Speaking at an International Conference on ‘Arbitration in the Era of Globalisation’, organized by Indian Council of Arbitration and FICCI, the CJI said, “As we conceptualize international arbitration in a globalized era, we must also be cognizant of the synergistic opportunities available for international arbitration through the utilization of disruptive technologies.”
This shows that India is looking for measures to adopt AI in the Arbitration laws. With regard to this, there have been small proposed policy changes to accept Artificial intelligence in its early stages in India. As a result of the focus on developing institutional arbitration in India, the Bill proposed for amendment in the Arbitration and the Conciliation Act now makes a provision for the designation of AI by the Supreme Court (for international commercial arbitration) and the High Courts (for domestic arbitration). The Bill also provides that, in the absence of an agreed arbitration procedure, the AI will be the appointing authority for arbitrator/s.
However, the implementation of Artificial Intelligence in Arbitration will not be a simple path. There are a lot of developments required in other indirectly affected fields of law. Some are discussed below-
- Data Privacy- The use of AI in arbitration involves a continual exchange and processing of data (often sensitive personal data or information) between the arbitral awards and the AI tool.

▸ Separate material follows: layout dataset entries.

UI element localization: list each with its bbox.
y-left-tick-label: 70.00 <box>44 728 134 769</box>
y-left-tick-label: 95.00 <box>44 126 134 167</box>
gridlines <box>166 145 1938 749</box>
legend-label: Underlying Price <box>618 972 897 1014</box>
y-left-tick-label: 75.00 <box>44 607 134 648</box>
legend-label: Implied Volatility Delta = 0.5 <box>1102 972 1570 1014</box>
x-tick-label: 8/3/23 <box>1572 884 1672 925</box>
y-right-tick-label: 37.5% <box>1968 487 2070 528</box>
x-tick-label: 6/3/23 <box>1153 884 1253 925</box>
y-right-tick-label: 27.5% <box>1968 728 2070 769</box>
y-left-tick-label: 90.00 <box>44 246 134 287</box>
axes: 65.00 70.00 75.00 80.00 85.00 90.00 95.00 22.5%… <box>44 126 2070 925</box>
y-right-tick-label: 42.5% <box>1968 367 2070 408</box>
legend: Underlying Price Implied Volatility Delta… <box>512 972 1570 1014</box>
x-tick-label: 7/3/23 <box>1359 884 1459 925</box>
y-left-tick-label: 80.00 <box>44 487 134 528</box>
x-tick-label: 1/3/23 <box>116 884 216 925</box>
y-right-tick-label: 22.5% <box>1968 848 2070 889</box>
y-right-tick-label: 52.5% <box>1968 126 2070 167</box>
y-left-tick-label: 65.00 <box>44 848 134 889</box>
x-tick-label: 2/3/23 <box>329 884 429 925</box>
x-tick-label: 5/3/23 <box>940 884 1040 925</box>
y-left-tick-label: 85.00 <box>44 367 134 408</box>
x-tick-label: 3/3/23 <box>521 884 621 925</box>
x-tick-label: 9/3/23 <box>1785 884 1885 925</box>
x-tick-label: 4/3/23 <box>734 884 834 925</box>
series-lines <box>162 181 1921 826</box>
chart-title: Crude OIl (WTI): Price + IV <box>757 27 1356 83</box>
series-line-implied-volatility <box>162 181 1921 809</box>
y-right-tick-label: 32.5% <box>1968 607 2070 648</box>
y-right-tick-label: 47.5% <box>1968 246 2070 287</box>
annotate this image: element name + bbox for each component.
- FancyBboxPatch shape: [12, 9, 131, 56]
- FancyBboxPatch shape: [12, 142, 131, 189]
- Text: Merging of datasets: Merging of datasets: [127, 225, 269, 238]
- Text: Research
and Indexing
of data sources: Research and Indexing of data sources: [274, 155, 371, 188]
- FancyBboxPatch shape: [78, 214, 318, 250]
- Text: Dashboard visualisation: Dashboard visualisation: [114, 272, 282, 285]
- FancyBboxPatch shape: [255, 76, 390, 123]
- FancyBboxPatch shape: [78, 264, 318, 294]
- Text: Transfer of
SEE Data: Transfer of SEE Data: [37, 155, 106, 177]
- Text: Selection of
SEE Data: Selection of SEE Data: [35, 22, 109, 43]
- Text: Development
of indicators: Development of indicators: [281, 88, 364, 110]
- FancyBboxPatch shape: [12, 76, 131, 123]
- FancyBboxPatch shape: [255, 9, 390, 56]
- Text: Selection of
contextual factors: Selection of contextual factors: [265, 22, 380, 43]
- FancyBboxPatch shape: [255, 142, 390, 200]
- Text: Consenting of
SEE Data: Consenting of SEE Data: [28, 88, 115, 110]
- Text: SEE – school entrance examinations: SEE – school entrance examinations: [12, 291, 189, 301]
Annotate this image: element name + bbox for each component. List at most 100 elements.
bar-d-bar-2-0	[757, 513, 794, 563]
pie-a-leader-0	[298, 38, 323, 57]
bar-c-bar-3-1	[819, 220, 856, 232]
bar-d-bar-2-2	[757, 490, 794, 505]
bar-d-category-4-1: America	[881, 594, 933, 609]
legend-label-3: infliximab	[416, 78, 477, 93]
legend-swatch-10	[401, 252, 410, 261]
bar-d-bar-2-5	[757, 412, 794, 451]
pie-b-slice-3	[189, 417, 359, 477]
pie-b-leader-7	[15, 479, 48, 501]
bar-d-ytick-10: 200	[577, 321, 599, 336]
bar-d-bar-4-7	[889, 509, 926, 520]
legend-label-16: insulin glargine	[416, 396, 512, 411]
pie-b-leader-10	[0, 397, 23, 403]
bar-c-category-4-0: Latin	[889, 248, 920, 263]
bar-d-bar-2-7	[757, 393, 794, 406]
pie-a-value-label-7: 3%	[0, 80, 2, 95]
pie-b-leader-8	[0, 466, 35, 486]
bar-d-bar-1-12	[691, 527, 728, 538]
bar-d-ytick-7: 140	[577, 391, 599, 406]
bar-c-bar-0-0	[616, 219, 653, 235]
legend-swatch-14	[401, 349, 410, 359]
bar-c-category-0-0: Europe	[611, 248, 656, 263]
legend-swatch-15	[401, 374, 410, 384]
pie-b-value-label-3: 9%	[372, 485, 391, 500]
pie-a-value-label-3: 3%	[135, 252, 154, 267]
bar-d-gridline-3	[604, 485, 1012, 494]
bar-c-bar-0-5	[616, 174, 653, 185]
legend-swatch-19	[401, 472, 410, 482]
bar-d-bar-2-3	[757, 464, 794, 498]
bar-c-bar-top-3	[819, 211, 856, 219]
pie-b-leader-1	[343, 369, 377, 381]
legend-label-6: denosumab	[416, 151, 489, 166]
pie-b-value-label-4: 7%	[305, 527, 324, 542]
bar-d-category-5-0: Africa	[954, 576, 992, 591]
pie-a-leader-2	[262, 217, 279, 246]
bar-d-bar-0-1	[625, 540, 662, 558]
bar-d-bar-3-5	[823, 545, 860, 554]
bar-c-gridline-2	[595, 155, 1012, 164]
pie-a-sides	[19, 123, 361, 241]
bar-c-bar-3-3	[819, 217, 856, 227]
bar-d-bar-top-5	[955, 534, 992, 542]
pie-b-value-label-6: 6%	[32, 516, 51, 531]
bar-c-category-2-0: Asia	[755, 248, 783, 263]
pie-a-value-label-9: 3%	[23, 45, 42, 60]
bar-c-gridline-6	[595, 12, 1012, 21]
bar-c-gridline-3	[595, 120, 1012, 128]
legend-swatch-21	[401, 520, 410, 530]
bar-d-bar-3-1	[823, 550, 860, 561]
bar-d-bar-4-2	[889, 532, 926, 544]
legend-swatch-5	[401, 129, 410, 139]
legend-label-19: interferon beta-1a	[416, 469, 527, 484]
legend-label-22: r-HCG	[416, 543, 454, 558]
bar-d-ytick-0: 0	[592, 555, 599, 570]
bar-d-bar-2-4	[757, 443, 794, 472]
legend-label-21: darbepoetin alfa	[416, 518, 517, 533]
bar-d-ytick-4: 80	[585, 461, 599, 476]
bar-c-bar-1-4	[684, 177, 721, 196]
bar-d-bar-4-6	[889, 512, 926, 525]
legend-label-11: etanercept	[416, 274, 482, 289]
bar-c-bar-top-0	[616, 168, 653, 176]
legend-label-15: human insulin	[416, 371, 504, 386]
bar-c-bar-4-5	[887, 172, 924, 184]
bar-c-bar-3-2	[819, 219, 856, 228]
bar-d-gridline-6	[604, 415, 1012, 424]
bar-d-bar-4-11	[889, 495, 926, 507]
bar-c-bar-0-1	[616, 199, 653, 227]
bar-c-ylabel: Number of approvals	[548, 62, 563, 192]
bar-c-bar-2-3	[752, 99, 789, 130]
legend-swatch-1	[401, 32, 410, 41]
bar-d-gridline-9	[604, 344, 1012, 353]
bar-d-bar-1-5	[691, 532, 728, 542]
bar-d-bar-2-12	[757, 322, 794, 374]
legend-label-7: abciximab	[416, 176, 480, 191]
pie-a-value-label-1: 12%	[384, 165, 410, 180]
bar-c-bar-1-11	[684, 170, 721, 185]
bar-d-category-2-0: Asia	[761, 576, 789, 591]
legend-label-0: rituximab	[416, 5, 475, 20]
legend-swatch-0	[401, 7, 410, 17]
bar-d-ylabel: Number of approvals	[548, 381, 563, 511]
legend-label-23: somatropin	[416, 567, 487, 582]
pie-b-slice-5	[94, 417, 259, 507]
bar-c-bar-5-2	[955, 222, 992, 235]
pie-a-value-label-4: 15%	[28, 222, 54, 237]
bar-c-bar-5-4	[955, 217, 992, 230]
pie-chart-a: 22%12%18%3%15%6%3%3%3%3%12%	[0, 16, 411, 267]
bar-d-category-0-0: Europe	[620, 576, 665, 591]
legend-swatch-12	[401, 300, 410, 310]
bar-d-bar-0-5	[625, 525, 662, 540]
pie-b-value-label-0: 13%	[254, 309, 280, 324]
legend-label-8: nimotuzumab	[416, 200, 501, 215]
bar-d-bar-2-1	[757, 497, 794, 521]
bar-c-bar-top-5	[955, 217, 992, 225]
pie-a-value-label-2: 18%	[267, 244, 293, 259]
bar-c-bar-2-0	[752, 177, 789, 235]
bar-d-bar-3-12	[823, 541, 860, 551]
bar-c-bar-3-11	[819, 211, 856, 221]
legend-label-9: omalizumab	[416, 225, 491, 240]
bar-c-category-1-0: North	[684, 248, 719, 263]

There is no method to ensure the consent of the parties, arbitrators, and the liability when it is not taken. The existing laws of the Information Technology Act, 2000 though allowing the use of Artificial Intelligence does not stipulate rules with regards the same. The government is planning to introduce the Personal Data Protection Bill; hopefully, it will be able to address the raising privacy concerns arising out of the use of AI.
- The Intellectual Property Rights law will also have a significant impact. As of now, algorithms are not patentable as per section 3 (k) of India’s Patent Act. Copyright of such algorithms has to be done as per the existing law. AI uses a large set of data collected from the public and analyses such collected data to give recommendations and suggestions as the result. The reusability of the same set of data by other service providers of AI will be considered as an infringement of copyright by the developer or not is unclear.
Regardless of how the above may sound, large international law firms already employ ‘data scientists’, ‘legal solutions architects’, and ‘heads of strategic client technology’, who focus on IT and AI solutions that would assist human counsel. New companies are being incorporated with a focus on AI solutions for legal research. A second solution, to limit the absolute objectivity of AIs, would be subject to the “award” rendered by the AI to a final check done by a human arbitrator. Al has significant potential benefits for arbitration, but at what cost, and how this might impact arbitration that has to be analyzed. At this point, we are faced with two possible paths: the creation of a legal framework for arbitration and AI; or the modification of existing international treaties (in addition to national legislation and arbitration rules).